Do Unto Others focuses on the Middle East, (nonviolent) social movements, and how I make sense of my place in the world. I'm currently based in Cairo, Egypt doing peacebuilding and community development.

Thursday, August 09, 2007

Mi Hermano

I think it's appropriate that my brother, John, stars in the debut post of my blog. I want to tell a little story about John, as recounted to me by my dad.

John and my parents often take trips to Placer High School, my former school, to run laps around the track. I think John gets stir-crazy from all time spent watching videos, reading books, and looking at packages (think several dozen books,videos, and images wrapped in clear plastic). John is the most routine-oriented person I know and this manifests itself in many, many ways. When John runs around the track, he either carries a book, video, or package (predictable, I know). These jogging episodes may last anywhere from 2-8 laps, depending on John's energy or mood, what have you.

This week, Dad took John out to the PHS track to jog. Usually my dad sits in the bleachers while John run/walks around the track, this outing must not have been any different. As John entered the bend of the track before the straightaway where my Dad stood, John looked back. Behind him was a man who had been running for quite awhile, at least long enough to work up a good sweat. As John saw the runner gaining on him, John took off. He gripped his book tightly and ran, he ran hard. With his legs kicking out in awkward arcs, his back hunched over, his face parallel to the ground, and his head bobbing with pronounced effect, John sprinted as best he could. Dad told me he could hear John saying something to himself. John has been known to engage in self-talk to convince himself of certain things.

As John came down the straightaway, he had clearly gained some ground on the man who was unaware of his participation in the race he was about to lose. John neared the finish line and Dad could hear him saying to himself, "I'm gonna beat this guy." When John was even with my dad, he stopped, as if crossing the finish line. And if I know John, he probably said something like, "All done, let's go home."

The man jogging passed Dad and John, unaware of what had happened. A separate jogger was passing by my brother and father as they sat on the bleachers and said to John, "Hey man, I saw you beat that guy, that was pretty impressive." John, with his head naturally pointed towards the ground, probably looked up at the man, and maybe he offered a simple "thank you."
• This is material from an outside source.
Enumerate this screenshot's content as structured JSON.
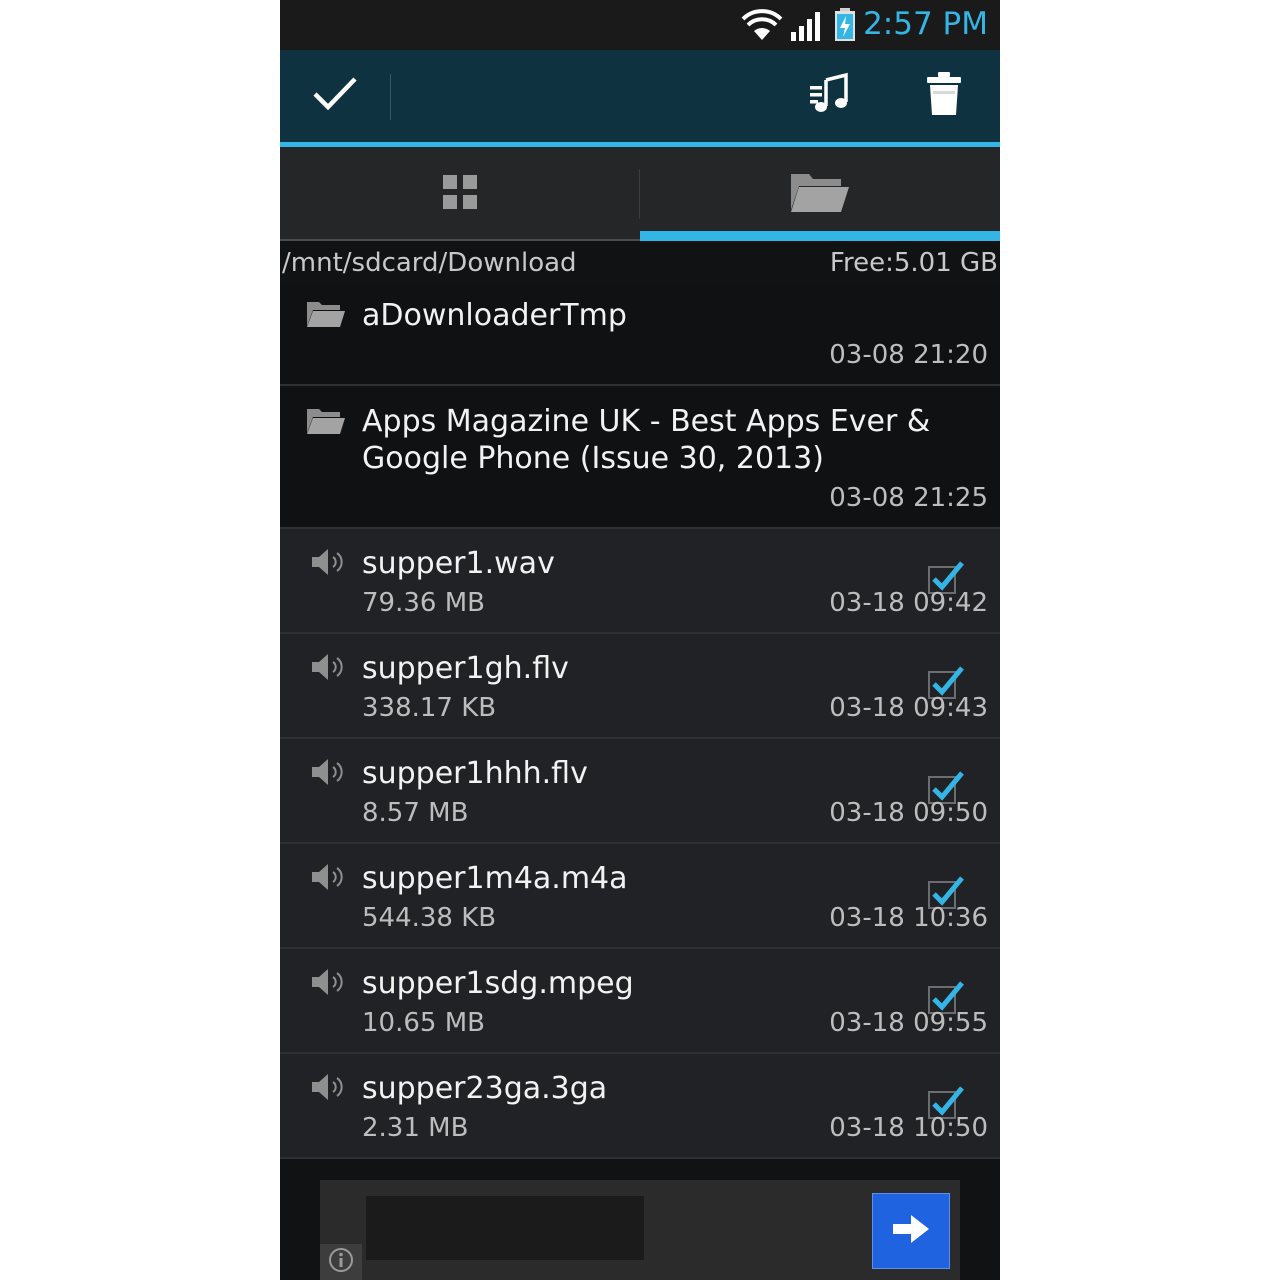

Something about that story strikes me as very profound. I think about the fact that society sees the disabled as something less than human. I think this transfers into seeing the disabled as helpless. If someone is disabled and helpless, they surely can't be competitive. John's competitive nature that shines through in this story makes me smile. He just wanted to succeed, he wanted to be victorious. He doesn't get the chance to do that too often. I think the Special Olympics probably exist so the disabled can feel a sense of accomplishment and success because there certainly aren't too many outlets for the disabled to succeed in our society.

The second things that strikes me about this story is the observing jogger who spoke to John. I imagine the man noticed the peculiar way which John carried himself as he jogged around the track. As John raced to the finish line, the man probably noticed John's awkward gait. But more than that, the man noticed John's determination. He noticed how fast John ran.

God, teach us how to acknowledge and affirm that John is created in your image. Teach us to foster community for John, and for all those that live with disability. May we each recognize our own disabilities, as big or small as they may seem. But primarily, let us remember that we are one. We are one creation, each created particularly, in your image.